Where should I look :( , some ppl people are suggesting to disable MCA panic using hw.mca.enabled=0″ to the file /boot/loader.conf.

Please help :(
 

SirDice

Administrator
Staff member
Administrator
Moderator

Thanks: 5,508
Messages: 25,688

#22
Don't disable MCA, it's reporting hardware errors.
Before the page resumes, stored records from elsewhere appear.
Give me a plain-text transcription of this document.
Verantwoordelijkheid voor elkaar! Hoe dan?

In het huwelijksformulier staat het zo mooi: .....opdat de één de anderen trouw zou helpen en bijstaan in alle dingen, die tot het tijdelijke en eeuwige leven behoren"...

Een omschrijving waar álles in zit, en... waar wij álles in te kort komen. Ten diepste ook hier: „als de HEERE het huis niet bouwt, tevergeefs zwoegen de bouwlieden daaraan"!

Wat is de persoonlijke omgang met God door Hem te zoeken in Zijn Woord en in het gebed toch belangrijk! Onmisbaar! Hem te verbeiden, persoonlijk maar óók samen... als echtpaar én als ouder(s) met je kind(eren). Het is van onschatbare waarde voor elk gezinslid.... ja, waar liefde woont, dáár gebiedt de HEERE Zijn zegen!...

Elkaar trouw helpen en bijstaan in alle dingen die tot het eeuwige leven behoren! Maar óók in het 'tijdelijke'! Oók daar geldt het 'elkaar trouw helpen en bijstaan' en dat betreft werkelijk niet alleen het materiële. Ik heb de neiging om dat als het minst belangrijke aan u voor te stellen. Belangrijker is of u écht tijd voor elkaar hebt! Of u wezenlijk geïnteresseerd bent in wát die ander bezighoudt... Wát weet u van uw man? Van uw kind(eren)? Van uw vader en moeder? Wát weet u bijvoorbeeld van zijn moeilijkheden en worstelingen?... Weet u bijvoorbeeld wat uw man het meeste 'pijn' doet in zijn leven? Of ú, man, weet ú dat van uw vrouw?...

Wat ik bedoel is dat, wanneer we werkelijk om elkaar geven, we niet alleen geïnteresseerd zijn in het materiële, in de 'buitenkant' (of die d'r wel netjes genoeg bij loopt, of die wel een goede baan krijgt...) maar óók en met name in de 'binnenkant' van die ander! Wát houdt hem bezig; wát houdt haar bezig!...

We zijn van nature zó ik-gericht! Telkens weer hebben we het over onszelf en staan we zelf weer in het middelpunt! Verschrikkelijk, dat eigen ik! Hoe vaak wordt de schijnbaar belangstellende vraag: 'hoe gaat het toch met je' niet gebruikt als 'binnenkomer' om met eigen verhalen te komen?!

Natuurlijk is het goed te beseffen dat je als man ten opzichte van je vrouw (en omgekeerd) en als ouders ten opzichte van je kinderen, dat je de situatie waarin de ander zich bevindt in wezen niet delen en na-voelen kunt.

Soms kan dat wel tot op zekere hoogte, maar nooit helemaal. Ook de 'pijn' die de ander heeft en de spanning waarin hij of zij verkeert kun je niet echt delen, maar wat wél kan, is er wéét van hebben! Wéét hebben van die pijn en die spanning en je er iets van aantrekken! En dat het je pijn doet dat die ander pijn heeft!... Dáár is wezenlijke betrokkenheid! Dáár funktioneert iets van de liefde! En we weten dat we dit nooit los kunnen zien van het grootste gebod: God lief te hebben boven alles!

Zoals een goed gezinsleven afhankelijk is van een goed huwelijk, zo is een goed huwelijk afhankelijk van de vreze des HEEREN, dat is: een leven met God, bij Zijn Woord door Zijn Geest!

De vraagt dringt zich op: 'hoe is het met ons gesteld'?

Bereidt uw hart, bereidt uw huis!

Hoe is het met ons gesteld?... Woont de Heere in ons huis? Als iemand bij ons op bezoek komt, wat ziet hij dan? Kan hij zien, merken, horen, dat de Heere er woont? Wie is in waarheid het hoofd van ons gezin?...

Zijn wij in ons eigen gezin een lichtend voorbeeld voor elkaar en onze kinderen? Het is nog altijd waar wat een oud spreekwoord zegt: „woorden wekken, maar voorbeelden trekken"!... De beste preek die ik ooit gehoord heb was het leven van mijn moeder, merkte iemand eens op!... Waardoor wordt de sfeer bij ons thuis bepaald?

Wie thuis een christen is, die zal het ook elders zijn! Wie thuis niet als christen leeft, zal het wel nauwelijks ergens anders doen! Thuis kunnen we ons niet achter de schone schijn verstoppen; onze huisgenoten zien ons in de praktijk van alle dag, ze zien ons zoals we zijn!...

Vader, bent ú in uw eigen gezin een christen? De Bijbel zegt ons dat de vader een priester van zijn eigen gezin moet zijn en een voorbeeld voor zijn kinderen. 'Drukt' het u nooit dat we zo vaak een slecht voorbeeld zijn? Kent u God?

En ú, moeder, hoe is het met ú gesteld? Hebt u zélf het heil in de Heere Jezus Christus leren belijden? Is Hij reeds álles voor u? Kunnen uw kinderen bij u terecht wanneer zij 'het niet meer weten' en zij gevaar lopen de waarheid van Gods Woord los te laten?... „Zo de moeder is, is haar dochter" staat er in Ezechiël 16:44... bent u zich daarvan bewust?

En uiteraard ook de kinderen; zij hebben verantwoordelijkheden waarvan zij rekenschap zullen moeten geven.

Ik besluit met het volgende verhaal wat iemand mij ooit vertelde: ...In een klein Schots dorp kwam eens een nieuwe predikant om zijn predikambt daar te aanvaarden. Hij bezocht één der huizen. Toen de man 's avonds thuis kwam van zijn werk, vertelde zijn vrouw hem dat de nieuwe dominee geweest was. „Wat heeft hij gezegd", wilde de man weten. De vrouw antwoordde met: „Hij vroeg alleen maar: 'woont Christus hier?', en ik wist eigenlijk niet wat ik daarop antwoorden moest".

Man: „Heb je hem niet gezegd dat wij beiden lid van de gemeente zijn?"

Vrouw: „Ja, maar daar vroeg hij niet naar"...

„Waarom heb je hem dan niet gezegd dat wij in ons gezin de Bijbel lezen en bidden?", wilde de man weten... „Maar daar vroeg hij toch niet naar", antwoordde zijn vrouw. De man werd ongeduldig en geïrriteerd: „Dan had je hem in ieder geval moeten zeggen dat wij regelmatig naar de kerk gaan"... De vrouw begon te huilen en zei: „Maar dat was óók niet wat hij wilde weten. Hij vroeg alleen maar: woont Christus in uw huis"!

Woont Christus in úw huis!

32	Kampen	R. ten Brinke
You can use sysutils/mcelog to translate those MCA messages:
Code:
dice@test:~ % mcelog --ascii --no-syslog
mcelog: Cannot open /dev/mem for DMI decoding: Permission denied
MCA: Bank 5, Status 0xbe00000000800400
MCA: Global Cap 0x0000000000001c09, Status 0x0000000000000004
MCA: Vendor "GenuineIntel", ID 0x206c2, APIC ID 3
MCA: CPU 3 UNCOR PCC internal timer error
MCA: Address 0x802bf6a69
MCA: Misc 0x0
MCA: Bank 5, Status 0xbe00000000800400
MCA: Global Cap 0x0000000000001c09, Status 0x0000000000000004
MCA: Vendor "GenuineIntel", ID 0x206c2, APIC ID 2
MCA: CPU 2 UNCOR PCC internal timer error
MCA: Address 0x802bf6a69
MCA: Misc 0x0HARDWARE ERROR. This is *NOT* a software problem!
Please contact your hardware vendor
CPU 3 BANK 5
MISC 0 ADDR 802bf6a69
MCG status:MCIP
MCi status:
Uncorrected error
Error enabled
MCi_MISC register valid
MCi_ADDR register valid
Processor context corrupt
MCA: Internal Timer error
STATUS be00000000800400 MCGSTATUS 4
MCGCAP 1c09 APICID 3 SOCKETID 0
CPUID Vendor Intel Family 6 Model 44
 

shahzaib

Member


Messages: 87

#23
Thanks, here is the output :

Code:
[root@cw001 /var/crash]# mcelog --no-dmi --ascii --file core.txt.1 
HARDWARE ERROR. This is *NOT* a software problem!
Please contact your hardware vendor
CPU 3 BANK 5 
MISC 0 ADDR 802bf6a69 
MCG status:MCIP 
MCi status:
Uncorrected error
Error enabled
MCi_MISC register valid
MCi_ADDR register valid
Processor context corrupt
MCA: Internal Timer error
STATUS be00000000800400 MCGSTATUS 4
MCGCAP 1c09 APICID 3 SOCKETID 0 
CPUID Vendor Intel Family 6 Model 44
HARDWARE ERROR. This is *NOT* a software problem!
Please contact your hardware vendor
CPU 2 BANK 5 
MISC 0 ADDR 802bf6a69 
MCG status:MCIP 
MCi status:
Uncorrected error
Error enabled
MCi_MISC register valid
MCi_ADDR register valid
Processor context corrupt
MCA: Internal Timer error
STATUS be00000000800400 MCGSTATUS 4
MCGCAP 1c09 APICID 2 SOCKETID 0 
CPUID Vendor Intel Family 6 Model 44
HARDWARE ERROR. This is *NOT* a software problem!
Please contact your hardware vendor
CPU 3 BANK 5 
MISC 0 ADDR 802bf6a69 
MCG status:MCIP 
MCi status:
Uncorrected error
Error enabled
MCi_MISC register valid
MCi_ADDR register valid
Processor context corrupt
MCA: Internal Timer error
STATUS be00000000800400 MCGSTATUS 4
MCGCAP 1c09 APICID 3 SOCKETID 0 
CPUID Vendor Intel Family 6 Model 44
HARDWARE ERROR. This is *NOT* a software problem!
Please contact your hardware vendor
CPU 2 BANK 5 
MISC 0 ADDR 802bf6a69 
MCG status:MCIP 
MCi status:
Uncorrected error
Error enabled
MCi_MISC register valid
MCi_ADDR register valid
Processor context corrupt
MCA: Internal Timer error
STATUS be00000000800400 MCGSTATUS 4
MCGCAP 1c09 APICID 2 SOCKETID 0 
CPUID Vendor Intel Family 6 Model 44
 

SirDice

Administrator
Staff member
Administrator
Moderator

Thanks: 5,508
Messages: 25,688

#24
You have hardware errors. No amount of fiddling with software settings is going to change that fact.